– Вы со мною построже, пожалуйста, Антон Семенович, а то я обязательно босяком буду.
В колонии он никогда ничего не крал, любил отстаивать правду, но совершенно не способен был понять логику дисциплины, которую он принимал лишь постольку, поскольку был согласен с тем или иным положением в каждом отдельном случае. Никакой обязанности для себя в порядках колонии он не признавал и не скрывал этого. Меня он немного боялся, но и мои выговоры никогда не выслушивал до конца, прерывал меня страстной речью, непременно обвиняя своих многочисленных противников в различных неправильных действиях, в подлизывании ко мне, в наговорах, в бесхозяйственности, грозил кнутом отсутствующим врагам, хлопал дверью и, негодующий, уходил из моего кабинета. С воспитателями он был невыносимо груб, но в его грубости всегда было что-то симпатичное, так что наши воспитатели и не оскорблялись. В его тоне не было ничего хулиганского, даже просто неприязненного, настолько в нем всегда преобладала человечески страстная нотка, – он никогда не ссорился из-за эгоистических побуждений.
Поведение Антона в колонии скоро стало определяться его влюбленностью в лошадей и в дело конюха. Трудно было понять происхождение этой страсти. По своему развитию Антон стоял гораздо выше многих колонистов, говорил правильным городским языком, только для фасона вставлял украинизмы. Он старался быть подтянутым в одежде, много читал и любил поговорить о книжке. И все это не мешало ему день и ночь толочься в конюшне, вычищать навоз, вечно запрягать и распрягать, чистить шлею или уздечку, плести кнут, ездить в любую погоду в город или во вторую колонию – и всегда жить впроголодь, потому что он никогда не поспевал ни на обед, ни на ужин, и если ему забывали оставить его порцию, он даже и не вспоминал о ней.
Свою деятельность конюха он всегда перемежал с непрекращающимися ссорами с Калиной Ивановичем, кузнецами, кладовщиками и обязательно с каждым претендентом на поездку. Приказ запрягать и куда-нибудь ехать он исполнял только после длинной перебранки, наполненной обвинениями в безжалостном отношении к лошадям, воспоминаниями о том, когда Рыжему или Малышу натерли шею, требованиями фуража и подковного железа. Иногда из колонии нельзя было выехать просто потому, что не находилось ни Антона, ни лошадей и никаких следов их пребывания. После долгих поисков, в которых участвовало полколонии, они оказывались или в Трепке, или на соседском лугу.
Антона всегда окружал штаб из двух-трех хлопцев, которые были влюблены в Антона в такой же мере, в какой он был влюблен в лошадей. Братченко содержал их в очень строгой дисциплине, и поэтому в конюшне всегда царил образцовый порядок: всегда было убрано, упряжь развешана в порядке, возы стояли правильными шеренгами, над головами лошадей висели дохлые сороки, лошади вычищены, гривы заплетены и хвосты подвязаны.

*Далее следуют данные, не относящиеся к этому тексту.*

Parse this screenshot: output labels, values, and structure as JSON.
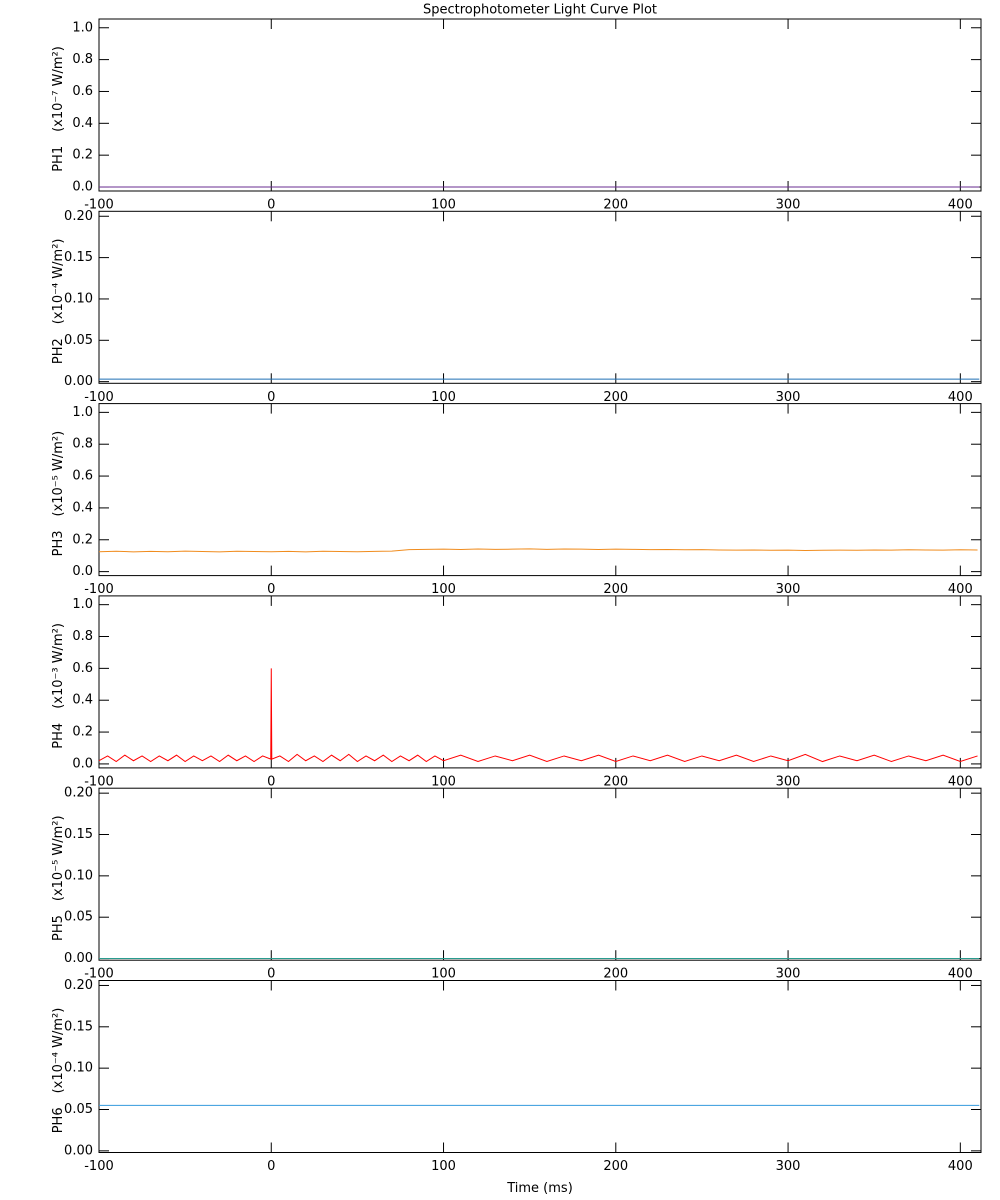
{
  "chart_data": [
    {
      "type": "line",
      "title": "Spectrophotometer Light Curve Plot",
      "ylabel": "PH1",
      "yunit": "(x10⁻⁷ W/m²)",
      "xlim": [
        -100,
        412
      ],
      "xticks": [
        -100,
        0,
        100,
        200,
        300,
        400
      ],
      "ylim": [
        -0.025,
        1.055
      ],
      "yticks": [
        {
          "value": 0,
          "label": "0.0"
        },
        0.2,
        0.4,
        0.6,
        0.8,
        {
          "value": 1,
          "label": "1.0"
        }
      ],
      "series": [
        {
          "color": "#6a2c91",
          "x": [
            -100,
            411
          ],
          "values": [
            0,
            0
          ]
        }
      ]
    },
    {
      "type": "line",
      "ylabel": "PH2",
      "yunit": "(x10⁻⁴ W/m²)",
      "xlim": [
        -100,
        412
      ],
      "xticks": [
        -100,
        0,
        100,
        200,
        300,
        400
      ],
      "ylim": [
        -0.002,
        0.206
      ],
      "yticks": [
        {
          "value": 0,
          "label": "0.00"
        },
        {
          "value": 0.05,
          "label": "0.05"
        },
        {
          "value": 0.1,
          "label": "0.10"
        },
        {
          "value": 0.15,
          "label": "0.15"
        },
        {
          "value": 0.2,
          "label": "0.20"
        }
      ],
      "series": [
        {
          "color": "#1f6fb4",
          "x": [
            -100,
            411
          ],
          "values": [
            0.003,
            0.003
          ]
        }
      ]
    },
    {
      "type": "line",
      "ylabel": "PH3",
      "yunit": "(x10⁻⁵ W/m²)",
      "xlim": [
        -100,
        412
      ],
      "xticks": [
        -100,
        0,
        100,
        200,
        300,
        400
      ],
      "ylim": [
        -0.025,
        1.055
      ],
      "yticks": [
        {
          "value": 0,
          "label": "0.0"
        },
        0.2,
        0.4,
        0.6,
        0.8,
        {
          "value": 1,
          "label": "1.0"
        }
      ],
      "series": [
        {
          "color": "#f08c1e",
          "x": [
            -100,
            -90,
            -80,
            -70,
            -60,
            -50,
            -40,
            -30,
            -20,
            -10,
            0,
            10,
            20,
            30,
            40,
            50,
            60,
            70,
            80,
            90,
            100,
            110,
            120,
            130,
            140,
            150,
            160,
            170,
            180,
            190,
            200,
            210,
            220,
            230,
            240,
            250,
            260,
            270,
            280,
            290,
            300,
            310,
            320,
            330,
            340,
            350,
            360,
            370,
            380,
            390,
            400,
            410
          ],
          "values": [
            0.125,
            0.128,
            0.124,
            0.127,
            0.125,
            0.129,
            0.126,
            0.124,
            0.128,
            0.126,
            0.125,
            0.127,
            0.124,
            0.128,
            0.126,
            0.125,
            0.127,
            0.129,
            0.138,
            0.14,
            0.141,
            0.139,
            0.142,
            0.14,
            0.141,
            0.143,
            0.14,
            0.142,
            0.141,
            0.139,
            0.141,
            0.14,
            0.138,
            0.139,
            0.137,
            0.138,
            0.136,
            0.135,
            0.136,
            0.134,
            0.135,
            0.133,
            0.134,
            0.135,
            0.134,
            0.136,
            0.135,
            0.137,
            0.136,
            0.135,
            0.137,
            0.136
          ]
        }
      ]
    },
    {
      "type": "line",
      "ylabel": "PH4",
      "yunit": "(x10⁻³ W/m²)",
      "xlim": [
        -100,
        412
      ],
      "xticks": [
        -100,
        0,
        100,
        200,
        300,
        400
      ],
      "ylim": [
        -0.025,
        1.055
      ],
      "yticks": [
        {
          "value": 0,
          "label": "0.0"
        },
        0.2,
        0.4,
        0.6,
        0.8,
        {
          "value": 1,
          "label": "1.0"
        }
      ],
      "series": [
        {
          "color": "#ff0000",
          "x": [
            -100,
            -95,
            -90,
            -85,
            -80,
            -75,
            -70,
            -65,
            -60,
            -55,
            -50,
            -45,
            -40,
            -35,
            -30,
            -25,
            -20,
            -15,
            -10,
            -5,
            -0.3,
            0,
            0.3,
            5,
            10,
            15,
            20,
            25,
            30,
            35,
            40,
            45,
            50,
            55,
            60,
            65,
            70,
            75,
            80,
            85,
            90,
            95,
            100,
            110,
            120,
            130,
            140,
            150,
            160,
            170,
            180,
            190,
            200,
            210,
            220,
            230,
            240,
            250,
            260,
            270,
            280,
            290,
            300,
            310,
            320,
            330,
            340,
            350,
            360,
            370,
            380,
            390,
            400,
            410
          ],
          "values": [
            0.02,
            0.05,
            0.015,
            0.055,
            0.02,
            0.05,
            0.015,
            0.05,
            0.02,
            0.055,
            0.015,
            0.05,
            0.02,
            0.05,
            0.015,
            0.055,
            0.02,
            0.05,
            0.015,
            0.05,
            0.03,
            0.6,
            0.03,
            0.05,
            0.015,
            0.06,
            0.02,
            0.05,
            0.015,
            0.055,
            0.02,
            0.06,
            0.015,
            0.05,
            0.02,
            0.055,
            0.015,
            0.05,
            0.02,
            0.055,
            0.015,
            0.05,
            0.02,
            0.055,
            0.015,
            0.05,
            0.02,
            0.055,
            0.015,
            0.05,
            0.02,
            0.055,
            0.015,
            0.05,
            0.02,
            0.055,
            0.015,
            0.05,
            0.02,
            0.055,
            0.015,
            0.05,
            0.02,
            0.06,
            0.015,
            0.05,
            0.02,
            0.055,
            0.015,
            0.05,
            0.02,
            0.055,
            0.015,
            0.05
          ]
        }
      ]
    },
    {
      "type": "line",
      "ylabel": "PH5",
      "yunit": "(x10⁻⁵ W/m²)",
      "xlim": [
        -100,
        412
      ],
      "xticks": [
        -100,
        0,
        100,
        200,
        300,
        400
      ],
      "ylim": [
        -0.002,
        0.206
      ],
      "yticks": [
        {
          "value": 0,
          "label": "0.00"
        },
        {
          "value": 0.05,
          "label": "0.05"
        },
        {
          "value": 0.1,
          "label": "0.10"
        },
        {
          "value": 0.15,
          "label": "0.15"
        },
        {
          "value": 0.2,
          "label": "0.20"
        }
      ],
      "series": [
        {
          "color": "#2a9d8f",
          "x": [
            -100,
            411
          ],
          "values": [
            0,
            0
          ]
        }
      ]
    },
    {
      "type": "line",
      "ylabel": "PH6",
      "yunit": "(x10⁻⁴ W/m²)",
      "xlabel": "Time (ms)",
      "xlim": [
        -100,
        412
      ],
      "xticks": [
        -100,
        0,
        100,
        200,
        300,
        400
      ],
      "ylim": [
        -0.002,
        0.206
      ],
      "yticks": [
        {
          "value": 0,
          "label": "0.00"
        },
        {
          "value": 0.05,
          "label": "0.05"
        },
        {
          "value": 0.1,
          "label": "0.10"
        },
        {
          "value": 0.15,
          "label": "0.15"
        },
        {
          "value": 0.2,
          "label": "0.20"
        }
      ],
      "series": [
        {
          "color": "#3399dd",
          "x": [
            -100,
            411
          ],
          "values": [
            0.055,
            0.055
          ]
        }
      ]
    }
  ]
}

В июне, поздно вечером, прибежали ко мне из спальни:
– Козырь заболел, совсем умирает…
– Как это – «умирает»?
– Умирает: горячий и не дышит.
Екатерина Григорьевна подтвердила, что у Козыря сердечный припадок, необходимо сейчас же найти врача. Я послал за Антоном. Он пришел, заранее настроенный против любого моего распоряжения.
– Антон, немедленно запрягай, нужно скорее в город…
Антон не дал мне кончить.
– И никуда я не поеду, и лошадей никуда не дам!.. Целый день гоняли лошадей – посмотрите, еще и доси не остыли… Не поеду!
– За доктором, ты понимаешь?
– Наплевать мне на ваших больных! Рыжий тоже болен, так к нему докторов не возят.
Я взбеленился:
– Немедленно сдай конюшню Опришко! С тобой невозможно работать!..
– Ну и сдам, что ж такого! Посмотрим, как вы с Опришко наездите. Вам кто ни наговорит, так вы верите: болен, умирает. А на лошадей никакого внимания, – пусть, значит, дохнут… Ну и пускай дохнут, а я лошадей все равно не дам.
– Ты слышал? Ты уже не старший конюх, сдай конюшню Опришко. Немедленно!
– Ну и сдам… Пусть кто хочет сдает, а я в колонии жить не хочу.
– Не хочешь – и не надо, никто не держит!
Антон со слезами в глазах полез в глубокий карман, вытащил связку ключей, положил на стол. В комнату вошел Опришко, правая рука Антона, и с удивлением уставился на плачущего начальника. Братченко с презрением посмотрел на него, хотел что-то сказать, но молча вытер рукавом нос и вышел.